How do you maintain situational awareness when your own environment is changing at AI-assisted speed? Development is faster. Deployments are faster. The gap between what the consequence map reflects and what is actually running grows faster. The cadence of review that was sufficient two years ago may not be sufficient today. The answer might be better tooling, or it might be that the review cadence has to change, or both. I am not sure.
How do you detect an adaptive adversary? An AI-assisted attacker that adjusts behavior based on what it finds does not match signatures. It may not match behavioral baselines either, if it is operating slowly enough to look like legitimate use at each step. The deception asset model is more resilient to this: a honeytoken fire is near-zero false positive regardless of how the adversary's behavior otherwise looks. But deception coverage is never complete. What else works against an adaptive adversary? I think the answer is something like: make the environment small enough and well-understood enough that any access is anomalous. That is the minimal footprint principle taken seriously. I am not sure how achievable it is in a complex enterprise.

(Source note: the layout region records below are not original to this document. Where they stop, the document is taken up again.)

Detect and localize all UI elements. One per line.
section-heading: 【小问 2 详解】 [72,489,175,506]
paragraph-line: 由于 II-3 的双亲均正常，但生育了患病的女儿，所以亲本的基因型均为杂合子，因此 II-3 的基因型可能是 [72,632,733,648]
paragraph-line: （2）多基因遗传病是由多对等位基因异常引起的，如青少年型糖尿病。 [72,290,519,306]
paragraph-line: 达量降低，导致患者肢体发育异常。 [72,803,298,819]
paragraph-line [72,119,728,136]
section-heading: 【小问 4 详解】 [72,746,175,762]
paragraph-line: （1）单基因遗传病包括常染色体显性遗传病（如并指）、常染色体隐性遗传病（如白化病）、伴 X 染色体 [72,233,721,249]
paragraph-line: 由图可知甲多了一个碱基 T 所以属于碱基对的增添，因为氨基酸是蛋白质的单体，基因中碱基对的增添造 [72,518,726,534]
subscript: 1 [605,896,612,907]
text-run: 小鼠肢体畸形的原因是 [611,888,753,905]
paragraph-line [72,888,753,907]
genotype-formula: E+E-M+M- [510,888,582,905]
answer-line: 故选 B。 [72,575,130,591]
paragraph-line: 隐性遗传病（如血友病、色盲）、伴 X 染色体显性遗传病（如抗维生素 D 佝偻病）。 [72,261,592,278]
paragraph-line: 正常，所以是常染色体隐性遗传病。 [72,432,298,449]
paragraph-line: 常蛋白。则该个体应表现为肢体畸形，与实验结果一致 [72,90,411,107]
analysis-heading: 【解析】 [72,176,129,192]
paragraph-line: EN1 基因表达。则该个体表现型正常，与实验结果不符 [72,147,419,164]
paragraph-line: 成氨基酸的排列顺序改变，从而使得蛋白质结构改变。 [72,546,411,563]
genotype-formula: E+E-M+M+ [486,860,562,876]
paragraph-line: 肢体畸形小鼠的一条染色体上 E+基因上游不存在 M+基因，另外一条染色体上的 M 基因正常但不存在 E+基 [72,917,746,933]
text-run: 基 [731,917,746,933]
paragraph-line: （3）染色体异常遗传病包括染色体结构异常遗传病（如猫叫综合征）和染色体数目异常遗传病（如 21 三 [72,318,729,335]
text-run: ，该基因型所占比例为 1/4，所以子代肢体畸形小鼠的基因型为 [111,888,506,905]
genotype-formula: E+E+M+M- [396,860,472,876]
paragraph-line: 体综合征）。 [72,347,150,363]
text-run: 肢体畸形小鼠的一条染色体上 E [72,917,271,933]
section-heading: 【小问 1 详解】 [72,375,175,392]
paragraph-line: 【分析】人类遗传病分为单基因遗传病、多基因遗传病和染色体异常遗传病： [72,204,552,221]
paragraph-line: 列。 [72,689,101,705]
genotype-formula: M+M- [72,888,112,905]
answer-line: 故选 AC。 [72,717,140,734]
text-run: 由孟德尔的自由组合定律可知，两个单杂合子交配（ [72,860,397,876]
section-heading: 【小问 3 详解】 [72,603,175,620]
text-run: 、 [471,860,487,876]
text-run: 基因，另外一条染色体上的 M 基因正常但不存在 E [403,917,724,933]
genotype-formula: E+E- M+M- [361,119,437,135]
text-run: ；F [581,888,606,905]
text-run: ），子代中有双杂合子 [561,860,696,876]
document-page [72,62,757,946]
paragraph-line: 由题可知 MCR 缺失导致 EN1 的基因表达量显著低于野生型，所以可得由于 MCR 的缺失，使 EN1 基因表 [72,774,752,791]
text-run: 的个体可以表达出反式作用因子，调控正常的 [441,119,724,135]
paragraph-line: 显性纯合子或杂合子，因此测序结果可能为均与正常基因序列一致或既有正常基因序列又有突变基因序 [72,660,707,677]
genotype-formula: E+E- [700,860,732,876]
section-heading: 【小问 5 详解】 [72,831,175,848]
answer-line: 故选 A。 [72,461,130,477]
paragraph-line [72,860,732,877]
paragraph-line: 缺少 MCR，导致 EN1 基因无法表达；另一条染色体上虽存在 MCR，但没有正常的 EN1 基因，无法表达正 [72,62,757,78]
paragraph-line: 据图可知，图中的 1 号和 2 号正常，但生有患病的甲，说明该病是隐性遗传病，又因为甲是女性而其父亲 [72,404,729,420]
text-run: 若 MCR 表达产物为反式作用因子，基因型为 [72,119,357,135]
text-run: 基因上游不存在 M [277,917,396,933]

What role does the survivability framework play when the organization is the AI? Not hypothetically far-future. Some organizations are already structured so that AI systems make a significant portion of operational decisions. When the "organization" whose survivability you are protecting includes AI systems as decision-making participants, what the framework is protecting and what compromise means both get more complicated.
What I Think Stays Constant
Through all of this, the things that do not change:
The question of how long you stay failed is still the right question. The speed of attacks makes it more urgent, not less relevant. The consequence map is still the foundation, because the systems that would end the business are still the ones that need the most protection, regardless of what the attack looks like. Recovery capability tested with evidence is still worth more than recovery capability assumed from documentation.
The survivability framework is built on the premise that some things will be compromised, and that the job is to limit damage and recover fast. That premise is more true in a world of AI-assisted attacks than it was when the framework was designed. The attacks are faster, more adaptive, and more automated. The environment is more complex. The assumption that you can prevent all of it is less tenable than ever.
Which means the foundation matters more than it ever has. And the work described in the first five parts of this series is more urgent, not less, as the threat environment gets faster and more capable.
That is the part I'm most confident about. The rest, well, I'm still working through.
More to come...
If you are thinking about any of this differently, or working on the questions above, I want to hear it. This series is a starting point for a conversation, not a settled answer. There is a lot ahead of us, security professionals. I think now, more than ever, is the time to go brutalist.